In our individualistic way of thinking, we often argue for the rights of the individual, for the right to do what we want without considering the implications of those things on our environment. Seldom do we ask the questions, “How am I a part of the larger community?” or “How can we create a sustainable ecosystem in which we can all thrive?”
God Created us to live in Community
God did not create us to live alone, to remain isolated behind our computer screens and hidden within our text bubbles and FaceBook posts. God created us to be in relationship with one another—to live together as part of a larger ecosystem of relationships so that we might strive for the common good. And God created us to be stewards of that creation—we are called to learn how to both create and care for our communities for the benefit of all. When one of us experiences loss, we all grieve. When one of us experiences joy, we all celebrate. Paul writes in 1 Corinthians chapter 12, “To each is given the manifestation of the Spirit for the common good…If one member suffers, all suffer together with it; if one member is honoured, all rejoice together with it.”
When we learn how to live in community, and practice caring for one another as God would want, then we experience fulfillment at a whole new level. There is a sense of peace and wholeness when the communities we create are healthy vital communities. This is known as shalom. There is a resounding “yes” in heaven and on earth when we get it right, when we discover our greatness inside of a community. When this happens, we do not say, “Look at what I accomplished.” Instead we say, “Look at what we accomplished together.”
I invite you to explore the communities and ecosystems around you. Notice how the tulip does not live on its own, but in the good earth, during the cool spring days after the winter-freeze is over. Pay attention to the timing of God’s seasons, how the tomatoes of August need the warm soil of May and the pollinating bees of summer to bring forth the fruit of the earth. You also require a community and a healthy environment in which to flourish. If you are flourishing, look for ways to thank the people in your community who create and sustain the environment around you. If you are not flourishing, perhaps the ecosystem is out of balance—what would bring new life and balance into your community?
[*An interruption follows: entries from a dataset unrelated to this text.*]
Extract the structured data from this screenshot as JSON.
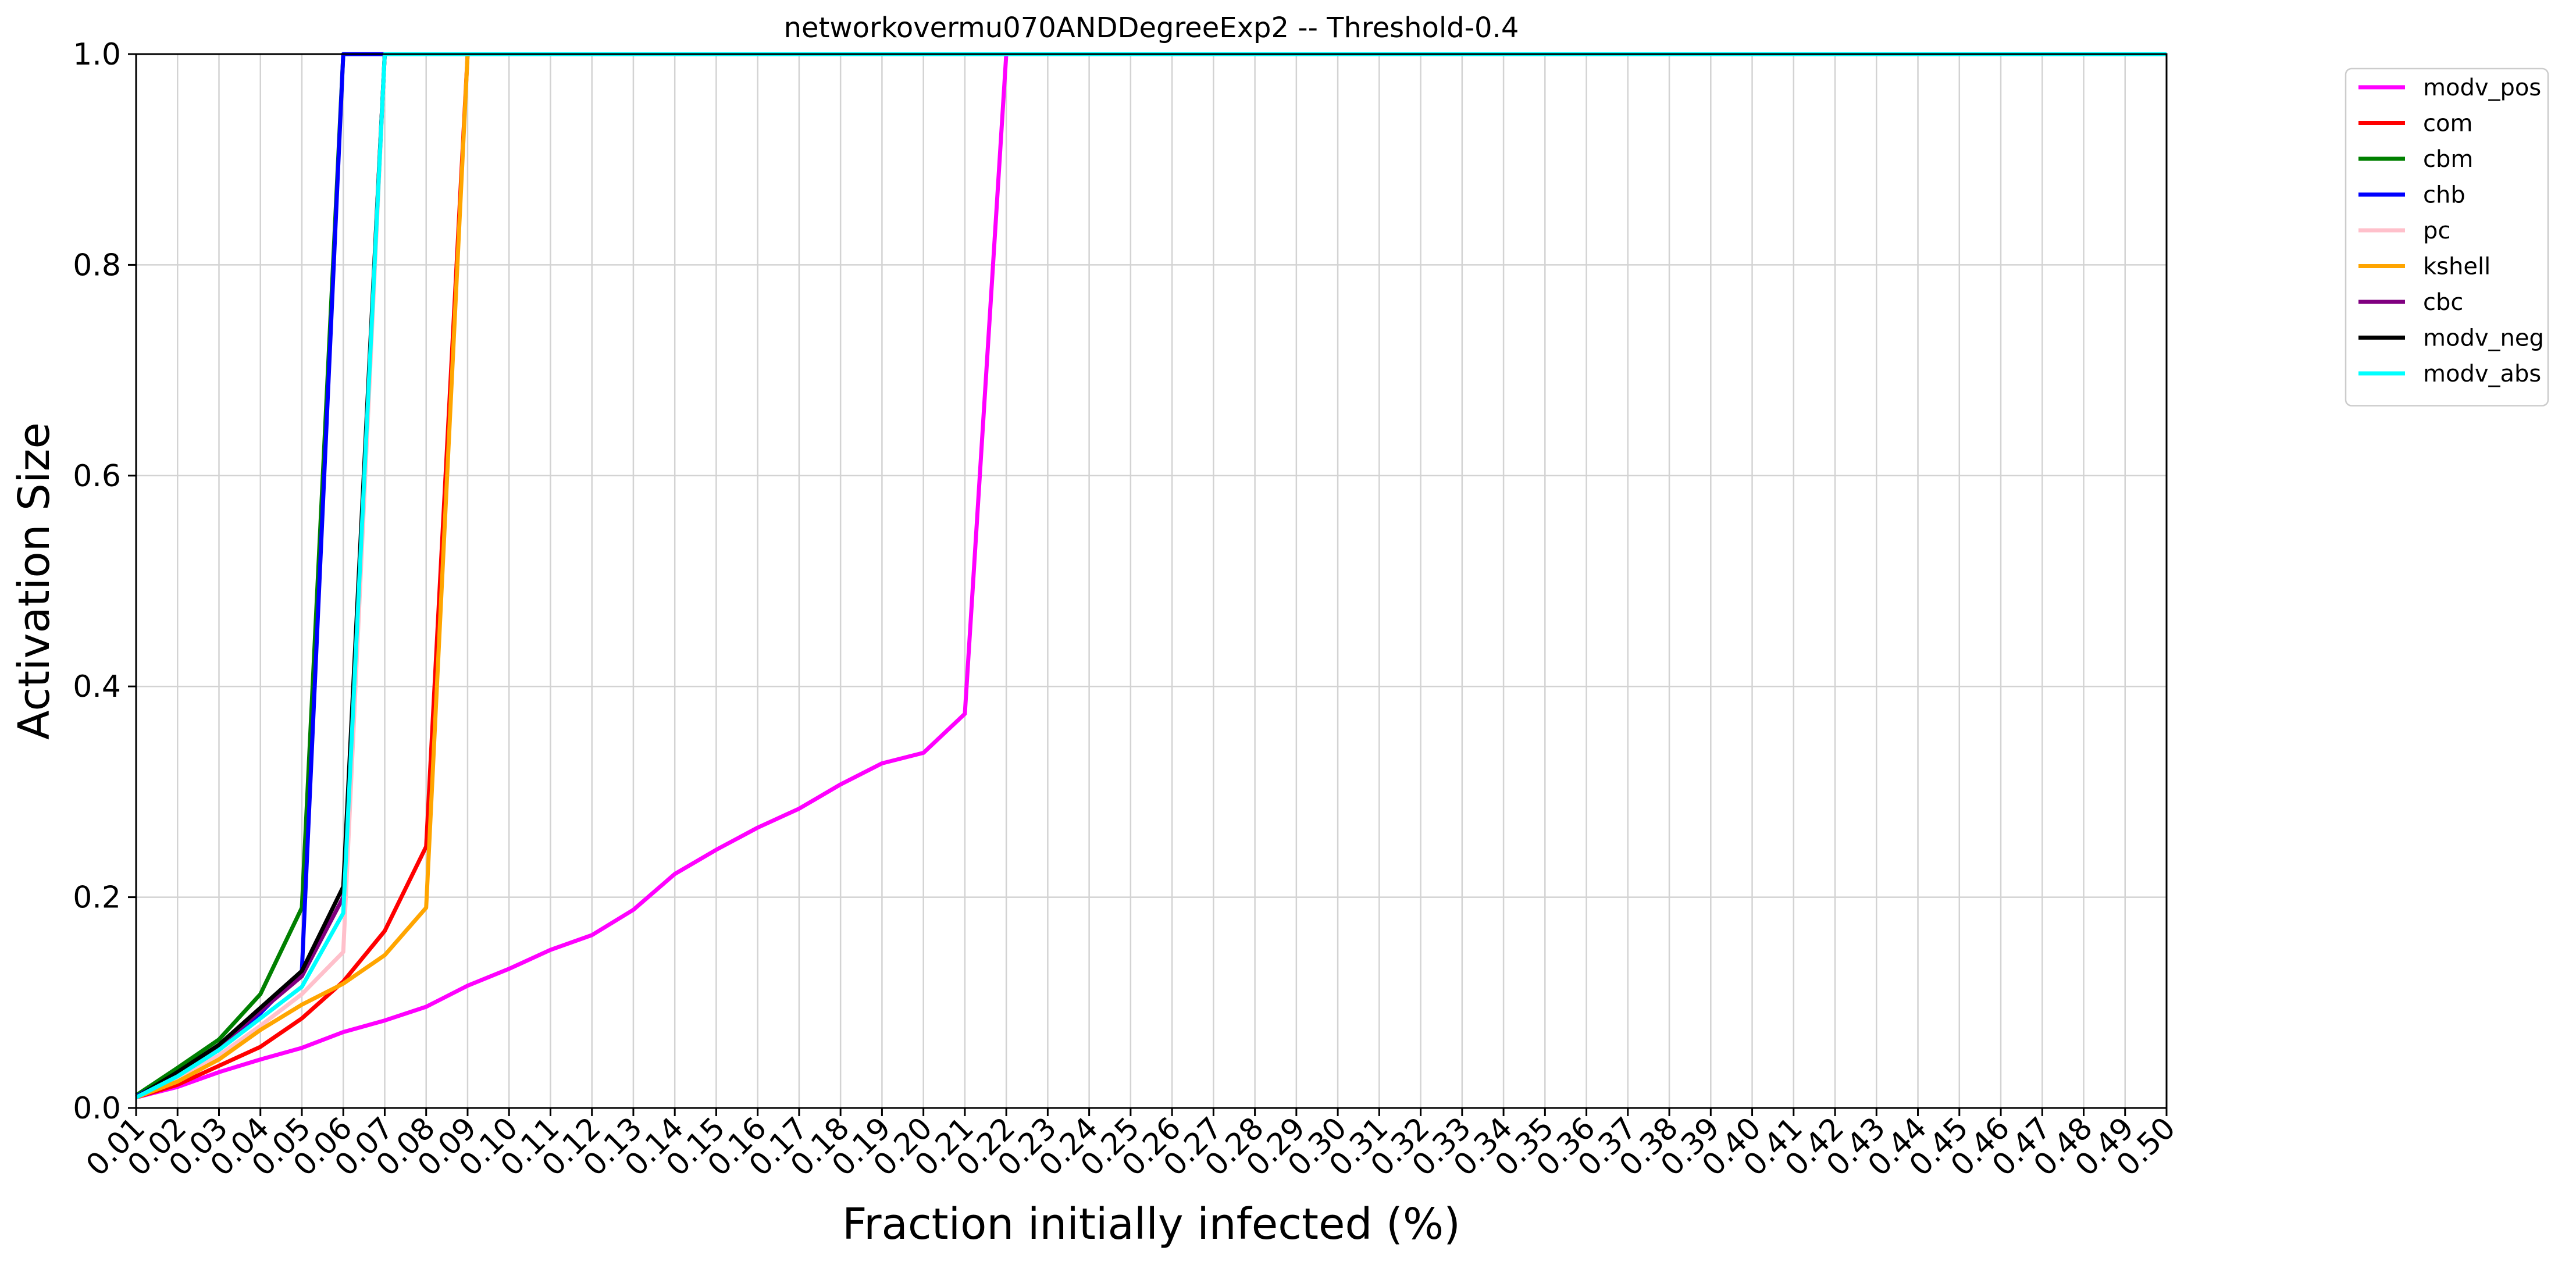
{
  "chart_data": {
    "type": "line",
    "title": "networkovermu070ANDDegreeExp2 -- Threshold-0.4",
    "xlabel": "Fraction initially infected (%)",
    "ylabel": "Activation Size",
    "x": [
      0.01,
      0.02,
      0.03,
      0.04,
      0.05,
      0.06,
      0.07,
      0.08,
      0.09,
      0.1,
      0.11,
      0.12,
      0.13,
      0.14,
      0.15,
      0.16,
      0.17,
      0.18,
      0.19,
      0.2,
      0.21,
      0.22,
      0.23,
      0.24,
      0.25,
      0.26,
      0.27,
      0.28,
      0.29,
      0.3,
      0.31,
      0.32,
      0.33,
      0.34,
      0.35,
      0.36,
      0.37,
      0.38,
      0.39,
      0.4,
      0.41,
      0.42,
      0.43,
      0.44,
      0.45,
      0.46,
      0.47,
      0.48,
      0.49,
      0.5
    ],
    "x_tick_labels": [
      "0.01",
      "0.02",
      "0.03",
      "0.04",
      "0.05",
      "0.06",
      "0.07",
      "0.08",
      "0.09",
      "0.10",
      "0.11",
      "0.12",
      "0.13",
      "0.14",
      "0.15",
      "0.16",
      "0.17",
      "0.18",
      "0.19",
      "0.20",
      "0.21",
      "0.22",
      "0.23",
      "0.24",
      "0.25",
      "0.26",
      "0.27",
      "0.28",
      "0.29",
      "0.30",
      "0.31",
      "0.32",
      "0.33",
      "0.34",
      "0.35",
      "0.36",
      "0.37",
      "0.38",
      "0.39",
      "0.40",
      "0.41",
      "0.42",
      "0.43",
      "0.44",
      "0.45",
      "0.46",
      "0.47",
      "0.48",
      "0.49",
      "0.50"
    ],
    "xlim": [
      0.01,
      0.5
    ],
    "ylim": [
      0.0,
      1.0
    ],
    "y_ticks": [
      0.0,
      0.2,
      0.4,
      0.6,
      0.8,
      1.0
    ],
    "y_tick_labels": [
      "0.0",
      "0.2",
      "0.4",
      "0.6",
      "0.8",
      "1.0"
    ],
    "grid": true,
    "legend_position": "outside-top-right",
    "series": [
      {
        "name": "modv_pos",
        "color": "#ff00ff",
        "values": [
          0.01,
          0.02,
          0.034,
          0.046,
          0.057,
          0.072,
          0.083,
          0.096,
          0.116,
          0.132,
          0.15,
          0.164,
          0.188,
          0.222,
          0.245,
          0.266,
          0.284,
          0.307,
          0.327,
          0.337,
          0.374,
          1.0,
          1.0,
          1.0,
          1.0,
          1.0,
          1.0,
          1.0,
          1.0,
          1.0,
          1.0,
          1.0,
          1.0,
          1.0,
          1.0,
          1.0,
          1.0,
          1.0,
          1.0,
          1.0,
          1.0,
          1.0,
          1.0,
          1.0,
          1.0,
          1.0,
          1.0,
          1.0,
          1.0,
          1.0
        ]
      },
      {
        "name": "com",
        "color": "#ff0000",
        "values": [
          0.01,
          0.022,
          0.04,
          0.058,
          0.085,
          0.12,
          0.168,
          0.248,
          1.0,
          1.0,
          1.0,
          1.0,
          1.0,
          1.0,
          1.0,
          1.0,
          1.0,
          1.0,
          1.0,
          1.0,
          1.0,
          1.0,
          1.0,
          1.0,
          1.0,
          1.0,
          1.0,
          1.0,
          1.0,
          1.0,
          1.0,
          1.0,
          1.0,
          1.0,
          1.0,
          1.0,
          1.0,
          1.0,
          1.0,
          1.0,
          1.0,
          1.0,
          1.0,
          1.0,
          1.0,
          1.0,
          1.0,
          1.0,
          1.0,
          1.0
        ]
      },
      {
        "name": "cbm",
        "color": "#008000",
        "values": [
          0.012,
          0.038,
          0.065,
          0.108,
          0.19,
          1.0,
          1.0,
          1.0,
          1.0,
          1.0,
          1.0,
          1.0,
          1.0,
          1.0,
          1.0,
          1.0,
          1.0,
          1.0,
          1.0,
          1.0,
          1.0,
          1.0,
          1.0,
          1.0,
          1.0,
          1.0,
          1.0,
          1.0,
          1.0,
          1.0,
          1.0,
          1.0,
          1.0,
          1.0,
          1.0,
          1.0,
          1.0,
          1.0,
          1.0,
          1.0,
          1.0,
          1.0,
          1.0,
          1.0,
          1.0,
          1.0,
          1.0,
          1.0,
          1.0,
          1.0
        ]
      },
      {
        "name": "chb",
        "color": "#0000ff",
        "values": [
          0.011,
          0.032,
          0.058,
          0.09,
          0.13,
          1.0,
          1.0,
          1.0,
          1.0,
          1.0,
          1.0,
          1.0,
          1.0,
          1.0,
          1.0,
          1.0,
          1.0,
          1.0,
          1.0,
          1.0,
          1.0,
          1.0,
          1.0,
          1.0,
          1.0,
          1.0,
          1.0,
          1.0,
          1.0,
          1.0,
          1.0,
          1.0,
          1.0,
          1.0,
          1.0,
          1.0,
          1.0,
          1.0,
          1.0,
          1.0,
          1.0,
          1.0,
          1.0,
          1.0,
          1.0,
          1.0,
          1.0,
          1.0,
          1.0,
          1.0
        ]
      },
      {
        "name": "pc",
        "color": "#ffc0cb",
        "values": [
          0.01,
          0.028,
          0.05,
          0.078,
          0.108,
          0.148,
          1.0,
          1.0,
          1.0,
          1.0,
          1.0,
          1.0,
          1.0,
          1.0,
          1.0,
          1.0,
          1.0,
          1.0,
          1.0,
          1.0,
          1.0,
          1.0,
          1.0,
          1.0,
          1.0,
          1.0,
          1.0,
          1.0,
          1.0,
          1.0,
          1.0,
          1.0,
          1.0,
          1.0,
          1.0,
          1.0,
          1.0,
          1.0,
          1.0,
          1.0,
          1.0,
          1.0,
          1.0,
          1.0,
          1.0,
          1.0,
          1.0,
          1.0,
          1.0,
          1.0
        ]
      },
      {
        "name": "kshell",
        "color": "#ffa500",
        "values": [
          0.01,
          0.025,
          0.046,
          0.074,
          0.098,
          0.118,
          0.145,
          0.19,
          1.0,
          1.0,
          1.0,
          1.0,
          1.0,
          1.0,
          1.0,
          1.0,
          1.0,
          1.0,
          1.0,
          1.0,
          1.0,
          1.0,
          1.0,
          1.0,
          1.0,
          1.0,
          1.0,
          1.0,
          1.0,
          1.0,
          1.0,
          1.0,
          1.0,
          1.0,
          1.0,
          1.0,
          1.0,
          1.0,
          1.0,
          1.0,
          1.0,
          1.0,
          1.0,
          1.0,
          1.0,
          1.0,
          1.0,
          1.0,
          1.0,
          1.0
        ]
      },
      {
        "name": "cbc",
        "color": "#800080",
        "values": [
          0.01,
          0.033,
          0.058,
          0.092,
          0.125,
          0.2,
          1.0,
          1.0,
          1.0,
          1.0,
          1.0,
          1.0,
          1.0,
          1.0,
          1.0,
          1.0,
          1.0,
          1.0,
          1.0,
          1.0,
          1.0,
          1.0,
          1.0,
          1.0,
          1.0,
          1.0,
          1.0,
          1.0,
          1.0,
          1.0,
          1.0,
          1.0,
          1.0,
          1.0,
          1.0,
          1.0,
          1.0,
          1.0,
          1.0,
          1.0,
          1.0,
          1.0,
          1.0,
          1.0,
          1.0,
          1.0,
          1.0,
          1.0,
          1.0,
          1.0
        ]
      },
      {
        "name": "modv_neg",
        "color": "#000000",
        "values": [
          0.01,
          0.034,
          0.06,
          0.095,
          0.13,
          0.21,
          1.0,
          1.0,
          1.0,
          1.0,
          1.0,
          1.0,
          1.0,
          1.0,
          1.0,
          1.0,
          1.0,
          1.0,
          1.0,
          1.0,
          1.0,
          1.0,
          1.0,
          1.0,
          1.0,
          1.0,
          1.0,
          1.0,
          1.0,
          1.0,
          1.0,
          1.0,
          1.0,
          1.0,
          1.0,
          1.0,
          1.0,
          1.0,
          1.0,
          1.0,
          1.0,
          1.0,
          1.0,
          1.0,
          1.0,
          1.0,
          1.0,
          1.0,
          1.0,
          1.0
        ]
      },
      {
        "name": "modv_abs",
        "color": "#00ffff",
        "values": [
          0.01,
          0.03,
          0.055,
          0.085,
          0.115,
          0.185,
          1.0,
          1.0,
          1.0,
          1.0,
          1.0,
          1.0,
          1.0,
          1.0,
          1.0,
          1.0,
          1.0,
          1.0,
          1.0,
          1.0,
          1.0,
          1.0,
          1.0,
          1.0,
          1.0,
          1.0,
          1.0,
          1.0,
          1.0,
          1.0,
          1.0,
          1.0,
          1.0,
          1.0,
          1.0,
          1.0,
          1.0,
          1.0,
          1.0,
          1.0,
          1.0,
          1.0,
          1.0,
          1.0,
          1.0,
          1.0,
          1.0,
          1.0,
          1.0,
          1.0
        ]
      }
    ]
  }
}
May we each take the time to create healthy flourishing communities around us. And when we experience setbacks, may we have patience, understanding and perseverance to continue to care for the whole community, and ourselves within it.
Peace and Love,
2 thoughts on “Creating New Communities: Spring flowers, tropical fish tanks, and new church starts.”
Thoughtful and well written. My experience has been that when I make positive changes in my lifestyle and then convey that change to others, it spreads the same “positivity”, be that hope, tranquility or resilience to deal with lifes adversities. May I wish that the stream of life be always bright and sparkling as it winds its way through your lovely home.
I love how the fish community is such an illustration of all it takes to create a community. Two years ago we joined Couples Coaching Couples (CCC) in the NY-NJ area and we’ve watched our friendship/support community blossom. A year ago we took on a leadership role in our Circle along with several other couples. We didn’t know how that would look, much like when your daughter confronted that empty aquarium. As we planned our quarterly meetings, our team tried this and tried that, with good success. We continued to introduce new couples to CCC and as we expanded our Circle, we also came up against couples leaving the Circle. Much like losing the tetras, we had to confront their loss. Our diligence had not been sufficient and we had to be willing to accept judgment errors on our part. Our community now continues to flourish – things are in sync. When this community began several years ago, it did not always look like it would work out, but the commitment to keep going, learn from the past, while being willing to venture into new territory has made the difference. Kudos to you and your daughter for having that vision and perseverance to create a community for these lucky fish!